On the other hand, this whole discourse reminds me why I absolutely love Free Software as a movement.
> Copyright and licensing are bad, actually.
This is why we have "Copyleft".
> Stop getting into a frenzy of arousal about the police kicking down doors to drag Billy Gates to jail because 80 characters of fast square root is theft but 79 isn't.
And, stop getting into frenzy of arousal about being able to use any and every code piece you see elsewhere in any project regardless of its license.
> Where on earth is the ambition and vision!? Knowledge is public domain. A commons of knowledge is a public good. The cost of code copying is zero.
This is why GPL is important. It forces knowledge to evolve in the open, stay in the public domain and help it actually makes public good. It also doesn't hinder ambition and vision by not taking it to private domain, and keeping it open to everyone.
> Sure in our day job we have to pretend to care about this stuff. But when did the ideological scope of what can be achieved become rules lawyering over license text.
You might be pretending to care about this in your daily job, but we really care. Some of the projects I take part can't ever include GPL code (because the projects are MIT licensed). These texts are court-tested licenses, so they're as proper and serious agreements as the EULAs of "particular" software companies.
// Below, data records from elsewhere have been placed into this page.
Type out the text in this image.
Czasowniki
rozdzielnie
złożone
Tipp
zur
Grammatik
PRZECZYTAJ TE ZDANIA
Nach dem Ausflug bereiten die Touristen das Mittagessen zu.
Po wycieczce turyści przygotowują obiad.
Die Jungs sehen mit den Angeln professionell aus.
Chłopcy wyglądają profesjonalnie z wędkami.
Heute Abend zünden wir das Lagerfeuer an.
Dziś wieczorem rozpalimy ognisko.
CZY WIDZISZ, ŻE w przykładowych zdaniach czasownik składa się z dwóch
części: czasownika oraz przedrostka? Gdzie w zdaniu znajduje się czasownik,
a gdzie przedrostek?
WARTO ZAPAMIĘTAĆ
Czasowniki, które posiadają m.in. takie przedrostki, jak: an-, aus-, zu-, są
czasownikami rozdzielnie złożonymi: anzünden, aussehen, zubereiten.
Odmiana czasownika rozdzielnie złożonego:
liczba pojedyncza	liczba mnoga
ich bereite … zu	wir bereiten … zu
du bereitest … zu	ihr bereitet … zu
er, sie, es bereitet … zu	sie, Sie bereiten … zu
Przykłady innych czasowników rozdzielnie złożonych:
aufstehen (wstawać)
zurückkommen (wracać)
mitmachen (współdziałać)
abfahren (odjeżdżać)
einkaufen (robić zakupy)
> Copy my MIT licensed code without attribution? I don't give a shit, go ahead, I hope it helps, in fact I want a truly public domain license but copyright law is so hostage to corporate interests no such thing exists in many countries.
If I want my code to be copied and possibly closed, I'll license it with MIT or BSD-0 and forget about it, but if I'm licensing my code with GPL3, it means I want that code to stay open. As a license, I expect anyone using that code to respect that license.
> Free the code.
Yes, and respect the license the author selected for his/her code.